Linux Shadow File

[-(Xyphox)-]

Hey Everyone,
I am working on a new email server converting from a old system to a new system
The UserName's and Passwords are stored in a shadow file right now that is encrypted.
Anyone know how i can do uncrypt them so i can merge them over.
I am using Debian 4.0

 

[inotocracy]

The shadow file is generated using a salt, which will vary per distro (IIRC). Your best bet would be to get a password cracker (like john the ripper) and go to town on it. Alternatively, you could just paste in the user's lines from the old shadow file and see if it works, and it might if the distro is the same.

 

[-(Xyphox)-]

The shadow file is generated using a salt, which will vary per distro (IIRC). Your best bet would be to get a password cracker (like john the ripper) and go to town on it. Alternatively, you could just paste in the user's lines from the old shadow file and see if it works, and it might if the distro is the same.

The copy from one to another will not work. Imap using plain text so it will not work. I need to get the crypted file to plain text.

 

[BillLeeLee]

The passwords are salted and then run through a one-way hash, directly attempting to reverse the password could take a while.

You just want to migrate account information to the new server:

http://www.debian-administration.org/articles/272
https://www.linuxquestions.org/ques...g-users-from-one-linux-box-to-another-394669/
https://www.linuxquestions.org/ques...ing-users-from-one-linux-server-to...-153506/

In the future, you might want to look into either NIS or LDAP.

 

[-(Xyphox)-]

We are going from Squirl Mail to Zimbra.
Zimbra is on Ubuntu
To migrate over we need the file to be in plain text

 

[Xipher]

Might as well just have people generate a new password. Any one who used a decent password may force you to go the brute force route, and that will take years if you ever get it.

 

[-(Xyphox)-]

Might as well just have people generate a new password. Any one who used a decent password may force you to go the brute force route, and that will take years if you ever get it.
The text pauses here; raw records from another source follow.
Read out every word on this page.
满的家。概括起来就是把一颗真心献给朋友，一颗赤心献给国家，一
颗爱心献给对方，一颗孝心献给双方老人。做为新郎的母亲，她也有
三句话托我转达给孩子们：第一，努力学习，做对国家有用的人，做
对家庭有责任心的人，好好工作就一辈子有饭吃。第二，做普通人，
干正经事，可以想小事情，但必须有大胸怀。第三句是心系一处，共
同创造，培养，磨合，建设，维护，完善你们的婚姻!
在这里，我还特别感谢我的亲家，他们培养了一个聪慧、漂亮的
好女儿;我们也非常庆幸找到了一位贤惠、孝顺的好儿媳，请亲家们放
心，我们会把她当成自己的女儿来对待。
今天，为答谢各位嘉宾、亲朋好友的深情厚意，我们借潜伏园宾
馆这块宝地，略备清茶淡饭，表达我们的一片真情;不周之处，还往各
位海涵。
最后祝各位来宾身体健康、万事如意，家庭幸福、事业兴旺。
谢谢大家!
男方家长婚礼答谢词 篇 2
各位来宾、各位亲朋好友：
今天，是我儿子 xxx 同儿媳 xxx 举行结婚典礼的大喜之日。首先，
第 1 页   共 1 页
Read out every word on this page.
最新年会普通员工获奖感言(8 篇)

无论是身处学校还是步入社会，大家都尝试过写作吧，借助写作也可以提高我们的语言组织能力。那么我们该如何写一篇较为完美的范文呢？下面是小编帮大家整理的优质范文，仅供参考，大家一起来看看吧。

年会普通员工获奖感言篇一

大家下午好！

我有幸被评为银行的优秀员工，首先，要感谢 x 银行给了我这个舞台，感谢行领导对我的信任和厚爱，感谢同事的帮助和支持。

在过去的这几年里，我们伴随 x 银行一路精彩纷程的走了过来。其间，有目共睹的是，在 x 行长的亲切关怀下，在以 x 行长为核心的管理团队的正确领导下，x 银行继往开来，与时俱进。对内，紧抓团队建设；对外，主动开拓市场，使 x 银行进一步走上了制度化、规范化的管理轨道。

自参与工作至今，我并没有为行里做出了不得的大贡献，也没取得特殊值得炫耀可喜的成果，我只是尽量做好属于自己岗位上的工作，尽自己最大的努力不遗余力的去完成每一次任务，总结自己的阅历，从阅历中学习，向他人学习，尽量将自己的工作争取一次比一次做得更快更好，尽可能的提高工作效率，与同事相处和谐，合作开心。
I wanted to do this without having all the user's re do their passwords. I could change everyone's password but did not want to have to do that.. So there is no way to decrypt the file?

 

[PanzerBoxb]

No, there is no practical way to decrypt the existing passwords.

 

[SpaceHonkey]

No, there is no practical way to decrypt the existing passwords.

It's a feature - not a bug

 

[Xipher]

I wanted to do this without having all the user's re do their passwords. I could change everyone's password but did not want to have to do that.. So there is no way to decrypt the file?

For security reasons it's a 1 way hash just to make it difficult to do that very thing. If it was a 2 way encryption it would make password cracking far too easy.

I will reiterate, the passwords are not "encrypted" they are hashed. This is a 1 way street, you don't decrypt them.
Verification actually hashes the input to check if it matches and if so has confirmed the password.

Either figure out how to use md5hashes for your users passwords or have them generate new ones.

 

[-(Xyphox)-]

any other thoughts?

 

[eloj]

If the old system is in use, you can modify it to record the plaintext passwords that pass.

I do however consider this a bad idea. You've already been given the correct solution; new system, new passwords.